アルゼンチン国家の虐殺責任、告発指導者の死が問う「いま」
「1977年4月の朝、息子のグスターボは仕事に向かう途上で拉致されて以来、行方不明のまま。私はブエノスアイレスの自宅で洋服の仕立てを教えていた普通の主婦でしたが、その日以来、私の人生は全く変わりました。グスターボは経済学を修め、左派系の政治組織に属し、貧困地域での社会奉仕活動に従事していました」 2018年秋、「女たちの戦争と平和資料館」(wam)や上智大学共催の集会に招かれて来日したノラ・コルティーニャスは、胸中に静かな怒りを燃やしつつ、そう語り始めた。グスターボが巻き込まれたアルゼンチンの国家犯罪――1976年から83年まで続いた軍事独裁政権による拉致・拷問・謀殺・隠蔽事件の被害者は3万人と推定され、ノラをはじめ「5月広場の母たち」の粘り強い真相究明・責任追及は今も続く。

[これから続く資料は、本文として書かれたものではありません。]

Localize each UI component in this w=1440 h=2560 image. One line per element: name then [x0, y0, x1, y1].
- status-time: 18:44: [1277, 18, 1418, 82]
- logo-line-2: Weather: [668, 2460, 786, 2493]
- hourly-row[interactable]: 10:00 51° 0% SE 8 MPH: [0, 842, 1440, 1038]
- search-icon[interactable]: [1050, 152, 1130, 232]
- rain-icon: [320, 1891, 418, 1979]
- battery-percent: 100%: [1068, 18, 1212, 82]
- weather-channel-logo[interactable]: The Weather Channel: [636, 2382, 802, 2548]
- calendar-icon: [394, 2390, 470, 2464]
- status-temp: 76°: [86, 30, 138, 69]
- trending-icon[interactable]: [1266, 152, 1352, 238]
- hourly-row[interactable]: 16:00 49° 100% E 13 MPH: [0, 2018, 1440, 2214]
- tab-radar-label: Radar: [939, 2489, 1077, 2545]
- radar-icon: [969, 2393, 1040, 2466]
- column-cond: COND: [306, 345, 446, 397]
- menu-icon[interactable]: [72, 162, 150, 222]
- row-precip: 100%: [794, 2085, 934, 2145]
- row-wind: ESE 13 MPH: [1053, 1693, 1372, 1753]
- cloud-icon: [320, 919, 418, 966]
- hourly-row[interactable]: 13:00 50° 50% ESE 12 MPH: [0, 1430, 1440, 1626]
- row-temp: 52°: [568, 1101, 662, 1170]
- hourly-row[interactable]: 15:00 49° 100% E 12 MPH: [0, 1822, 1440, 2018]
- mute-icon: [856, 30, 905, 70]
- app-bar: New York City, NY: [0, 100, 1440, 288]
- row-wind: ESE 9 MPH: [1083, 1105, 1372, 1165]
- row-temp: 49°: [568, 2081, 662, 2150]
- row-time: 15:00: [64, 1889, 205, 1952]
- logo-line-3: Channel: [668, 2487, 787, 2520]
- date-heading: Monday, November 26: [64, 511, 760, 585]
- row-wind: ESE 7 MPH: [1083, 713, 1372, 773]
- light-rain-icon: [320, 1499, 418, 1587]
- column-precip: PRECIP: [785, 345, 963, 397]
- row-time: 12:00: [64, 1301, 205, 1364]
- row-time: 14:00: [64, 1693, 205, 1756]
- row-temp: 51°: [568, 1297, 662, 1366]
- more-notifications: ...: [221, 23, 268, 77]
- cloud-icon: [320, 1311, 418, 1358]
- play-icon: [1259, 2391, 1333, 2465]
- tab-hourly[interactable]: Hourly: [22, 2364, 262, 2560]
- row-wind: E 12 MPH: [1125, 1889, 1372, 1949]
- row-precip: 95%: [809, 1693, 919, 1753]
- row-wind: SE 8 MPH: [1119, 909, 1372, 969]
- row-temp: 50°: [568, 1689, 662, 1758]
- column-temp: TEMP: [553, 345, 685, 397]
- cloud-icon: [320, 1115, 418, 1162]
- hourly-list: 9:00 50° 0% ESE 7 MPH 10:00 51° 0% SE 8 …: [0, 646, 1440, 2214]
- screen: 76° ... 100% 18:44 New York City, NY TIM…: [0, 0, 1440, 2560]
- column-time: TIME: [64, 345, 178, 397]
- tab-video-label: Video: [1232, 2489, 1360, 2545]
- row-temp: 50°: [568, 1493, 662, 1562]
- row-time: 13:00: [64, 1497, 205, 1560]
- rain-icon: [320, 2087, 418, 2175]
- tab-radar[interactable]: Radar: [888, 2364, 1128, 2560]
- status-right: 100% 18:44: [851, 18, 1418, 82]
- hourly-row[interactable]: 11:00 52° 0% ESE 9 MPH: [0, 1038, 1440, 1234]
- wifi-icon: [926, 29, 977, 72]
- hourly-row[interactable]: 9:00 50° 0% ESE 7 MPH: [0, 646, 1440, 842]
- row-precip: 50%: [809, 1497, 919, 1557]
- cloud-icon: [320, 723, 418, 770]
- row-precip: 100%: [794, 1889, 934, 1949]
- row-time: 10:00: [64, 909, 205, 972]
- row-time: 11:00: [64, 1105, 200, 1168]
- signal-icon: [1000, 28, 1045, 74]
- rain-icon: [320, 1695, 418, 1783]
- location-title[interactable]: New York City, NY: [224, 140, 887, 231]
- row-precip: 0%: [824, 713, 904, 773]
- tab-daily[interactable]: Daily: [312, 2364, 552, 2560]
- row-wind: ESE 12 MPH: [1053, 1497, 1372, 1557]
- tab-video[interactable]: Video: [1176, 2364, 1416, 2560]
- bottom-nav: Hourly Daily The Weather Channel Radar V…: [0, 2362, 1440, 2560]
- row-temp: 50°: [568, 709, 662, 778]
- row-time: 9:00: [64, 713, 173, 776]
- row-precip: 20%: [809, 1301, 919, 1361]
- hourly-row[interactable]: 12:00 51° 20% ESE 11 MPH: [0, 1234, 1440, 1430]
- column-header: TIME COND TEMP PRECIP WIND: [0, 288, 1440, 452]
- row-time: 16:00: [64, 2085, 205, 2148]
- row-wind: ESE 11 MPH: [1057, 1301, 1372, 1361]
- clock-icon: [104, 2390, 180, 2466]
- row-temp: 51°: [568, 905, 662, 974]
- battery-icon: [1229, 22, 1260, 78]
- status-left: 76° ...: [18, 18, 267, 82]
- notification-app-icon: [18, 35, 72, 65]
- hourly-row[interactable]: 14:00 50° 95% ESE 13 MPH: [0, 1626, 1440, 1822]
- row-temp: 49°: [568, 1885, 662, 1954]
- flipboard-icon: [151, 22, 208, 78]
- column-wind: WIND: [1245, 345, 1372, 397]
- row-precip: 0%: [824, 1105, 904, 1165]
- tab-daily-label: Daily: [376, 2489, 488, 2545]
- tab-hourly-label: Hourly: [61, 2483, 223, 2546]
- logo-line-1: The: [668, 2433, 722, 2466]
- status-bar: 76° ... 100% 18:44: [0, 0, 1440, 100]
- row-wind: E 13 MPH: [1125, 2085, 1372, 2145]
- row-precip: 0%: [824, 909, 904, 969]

そのノラがしかし、5月30日に亡くなったとの報が日本の支援者にも届いた。94歳だった。パレスチナ・ガザやウクライナで続く侵略と虐殺の「いま」の時代に、彼女の死は「民衆の抵抗」のあり方を世界に向けて静かに問いかける。地元メディアはもちろん、『ニューヨーク・タイムズ』『ワシントン・ポスト』など米紙も挙って大々的に訃報を掲載したが、日本では、ほぼ黙殺され続けている。 73年には自由選挙で選ばれたチリのアジェンデ社会主義政権が米CIA(中央情報局)の謀略で軍によって転覆させられるなど、米国は情報機関を使って自国の裏庭と見なすラテンアメリカ諸国の左派勢力の追放を図っていた。いまパレスチナでは、ハマースが正当な選挙で政権を獲得したにもかかわらず、米国や〝西側〟諸国がこれを認めずにイスラエルを盾に軍事介入しているが、アメリカはチリなど中南米においては軍部・軍閥を盾に政治工作をしていた。 アルゼンチンの軍事独裁政権も米国の支えなしにはありえなかった。同政権下で左派系労働者や「転覆活動分子」と見なされた反政府市民・インテリが大量に「失踪」し、軍や治安部隊による秘密連行先の拘禁・拷問・虐殺施設はいま分かっているだけでも国内700カ所以上にのぼっている。